The gold-to-silver ratio just keeps looking better:
Every single number on the latest daily chart is above 80, with a high above 82, and a last price of 82.52.
It’s hard to see how we are not close to the gold to silver ratio coming down. Regardless, to say the ratio is favoring silver right now is an extreme understatement. Compared to earlier in the year, you can now get over six ounces of silver for each ounce of gold, dollar for dollar.
Next, on to the wildcard:
We are coming up on the Chinese Lunar New Year.
This is the Year of the Dog.
The screenshot above is the Shanghai Stock Exchange, but it also applies to the Shanghai Gold Exchange and basically all markets in China. Beginning Wednesday night nad continuing through next Wednesday, markets in China will be closed.
Why does this matter?
The cartel may be able to strong arm the markets while China takes time away from business and focuses on celebrating the New Year.
The cartel absolutely loves smashing when China is closed. Think back to last October (Golden Week in China) and who painful Late September through Mid-December was.
The last few years have seen gold & silver rally into the Chinese Lunar New Year, and as we will see, the technicals in gold & silver do not show us out in the clear just yet, so it remains to be seen, but we need to be on guard nonetheless.
As for events in the U.S. this week, we also get a bunch of data releases, especially beginning Wednesday and continuing through the week.

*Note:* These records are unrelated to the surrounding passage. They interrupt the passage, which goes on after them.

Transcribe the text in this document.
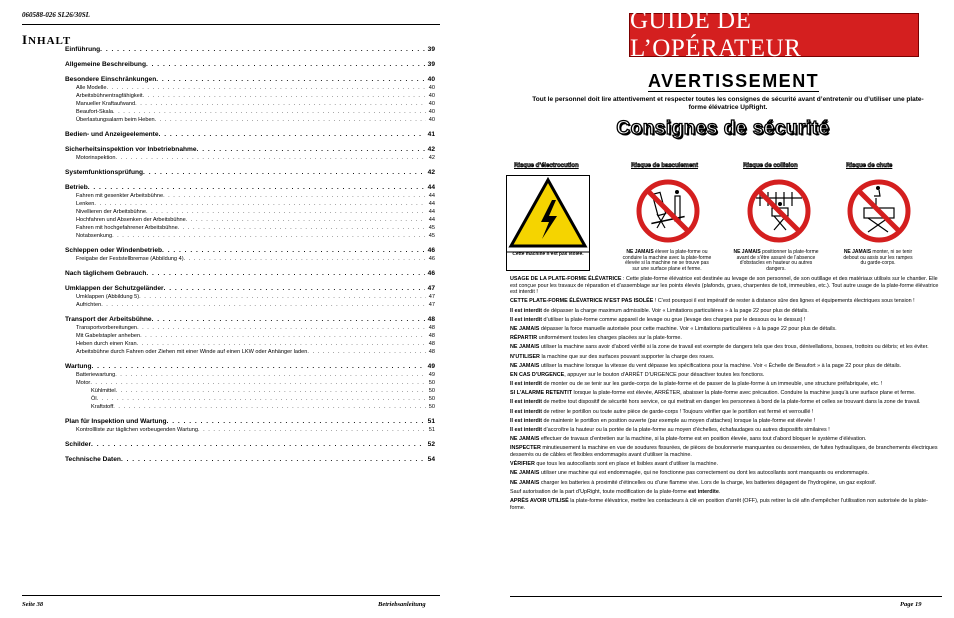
060588-026 SL26/30SL
INHALT
Einführung . . .	39
Allgemeine Beschreibung . . .	39
Besondere Einschränkungen . . .	40
Alle Modelle . . .	40
Arbeitsbühnentragfähigkeit . . .	40
Manueller Kraftaufwand . . .	40
Beaufort-Skala . . .	40
Überlastungsalarm beim Heben . . .	40
Bedien- und Anzeigeelemente . . .	41
Sicherheitsinspektion vor Inbetriebnahme . . .	42
Motorinspektion . . .	42
Systemfunktionsprüfung . . .	42
Betrieb . . .	44
Fahren mit gesenkter Arbeitsbühne . . .	44
Lenken . . .	44
Nivellieren der Arbeitsbühne . . .	44
Hochfahren und Absenken der Arbeitsbühne . . .	44
Fahren mit hochgefahrener Arbeitsbühne . . .	45
Notabsenkung . . .	45
Schleppen oder Windenbetrieb . . .	46
Freigabe der Feststellbremse (Abbildung 4) . . .	46
Nach täglichem Gebrauch . . .	46
Umklappen der Schutzgeländer . . .	47
Umklappen (Abbildung 5) . . .	47
Aufrichten . . .	47
Transport der Arbeitsbühne . . .	48
Transportvorbereitungen . . .	48
Mit Gabelstapler anheben . . .	48
Heben durch einen Kran . . .	48
Arbeitsbühne durch Fahren oder Ziehen mit einer Winde auf einen LKW oder Anhänger laden . . .	48
Wartung . . .	49
Batteriewartung . . .	49
Motor . . .	50
Kühlmittel . . .	50
Öl . . .	50
Kraftstoff . . .	50
Plan für Inspektion und Wartung . . .	51
Kontrollliste zur täglichen vorbeugenden Wartung . . .	51
Schilder . . .	52
Technische Daten . . .	54
Seite 38	Betriebsanleitung
GUIDE DE L’OPÉRATEUR
AVERTISSEMENT
Tout le personnel doit lire attentivement et respecter toutes les consignes de sécurité avant d’entretenir ou d’utiliser une plate-forme élévatrice UpRight.
Consignes de sécurité
Risque d’électrocution	Risque de basculement	Risque de collision	Risque de chute
Cette machine n’est pas isolée.	NE JAMAIS élever la plate-forme ou conduire la machine avec la plate-forme élevée si la machine ne se trouve pas sur une surface plane et ferme.
NE JAMAIS positionner la plate-forme avant de s’être assuré de l’absence d’obstacles en hauteur ou autres dangers.
NE JAMAIS monter, ni se tenir debout ou assis sur les rampes du garde-corps.

USAGE DE LA PLATE-FORME ÉLÉVATRICE : Cette plate-forme élévatrice est destinée au levage de son personnel, de son outillage et des matériaux utilisés sur le chantier. Elle est conçue pour les travaux de réparation et d’assemblage sur les points élevés (plafonds, grues, charpentes de toit, immeubles, etc.). Tout autre usage de la plate-forme élévatrice est interdit !

CETTE PLATE-FORME ÉLÉVATRICE N’EST PAS ISOLÉE ! C’est pourquoi il est impératif de rester à distance sûre des lignes et équipements électriques sous tension !

Il est interdit de dépasser la charge maximum admissible. Voir « Limitations particulières » à la page 22 pour plus de détails.

Il est interdit d’utiliser la plate-forme comme appareil de levage ou grue (levage des charges par le dessous ou le dessus) !

NE JAMAIS dépasser la force manuelle autorisée pour cette machine. Voir « Limitations particulières » à la page 22 pour plus de détails.

RÉPARTIR uniformément toutes les charges placées sur la plate-forme.

NE JAMAIS utiliser la machine sans avoir d’abord vérifié si la zone de travail est exempte de dangers tels que des trous, dénivellations, bosses, trottoirs ou débris; et les éviter.

N’UTILISER la machine que sur des surfaces pouvant supporter la charge des roues.

NE JAMAIS utiliser la machine lorsque la vitesse du vent dépasse les spécifications pour la machine. Voir « Échelle de Beaufort » à la page 22 pour plus de détails.

EN CAS D’URGENCE, appuyer sur le bouton d’ARRÊT D’URGENCE pour désactiver toutes les fonctions.

Il est interdit de monter ou de se tenir sur les garde-corps de la plate-forme et de passer de la plate-forme à un immeuble, une structure préfabriquée, etc. !

SI L’ALARME RETENTIT lorsque la plate-forme est élevée, ARRÊTER, abaisser la plate-forme avec précaution. Conduire la machine jusqu’à une surface plane et ferme.

Il est interdit de mettre tout dispositif de sécurité hors service, ce qui mettrait en danger les personnes à bord de la plate-forme et celles se trouvant dans la zone de travail.

Il est interdit de retirer le portillon ou toute autre pièce de garde-corps ! Toujours vérifier que le portillon est fermé et verrouillé !

Il est interdit de maintenir le portillon en position ouverte (par exemple au moyen d’attaches) lorsque la plate-forme est élevée !

Il est interdit d’accroître la hauteur ou la portée de la plate-forme au moyen d’échelles, échafaudages ou autres dispositifs similaires !

NE JAMAIS effectuer de travaux d’entretien sur la machine, si la plate-forme est en position élevée, sans tout d’abord bloquer le système d’élévation.

INSPECTER minutieusement la machine en vue de soudures fissurées, de pièces de boulonnerie manquantes ou desserrées, de fuites hydrauliques, de branchements électriques desserrés ou de câbles et flexibles endommagés avant d’utiliser la machine.

VÉRIFIER que tous les autocollants sont en place et lisibles avant d’utiliser la machine.

NE JAMAIS utiliser une machine qui est endommagée, qui ne fonctionne pas correctement ou dont les autocollants sont manquants ou endommagés.

NE JAMAIS charger les batteries à proximité d’étincelles ou d’une flamme vive. Lors de la charge, les batteries dégagent de l’hydrogène, un gaz explosif.

Sauf autorisation de la part d’UpRight, toute modification de la plate-forme est interdite.

APRÈS AVOIR UTILISÉ la plate-forme élévatrice, mettre les contacteurs à clé en position d’arrêt (OFF), puis retirer la clé afin d’empêcher l’utilisation non autorisée de la plate-forme.

Page 19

Data such as the Consumer Price Index (inflation statistics), Retail Sales, Industrial Production, the Producer Price Index (inflation statistics for manufacturers), Jobless Claims, and Housing starts will all give us a glimpse of how the economy is doing in a wide angle look across major sectors. Granted, the numbers have been massaged for so long that they near the point of meaningless, but those releases do move markets, and what we will be looking for are clues to how they (govt & Fed) are trying to paint the picture of the economy. There’s also those occasions when the markets don’t “like” a specific report, and with last week’s action in the stock market, and with the resurgence of volatility, there is not a lot of room for error on the part of the liars statisticians.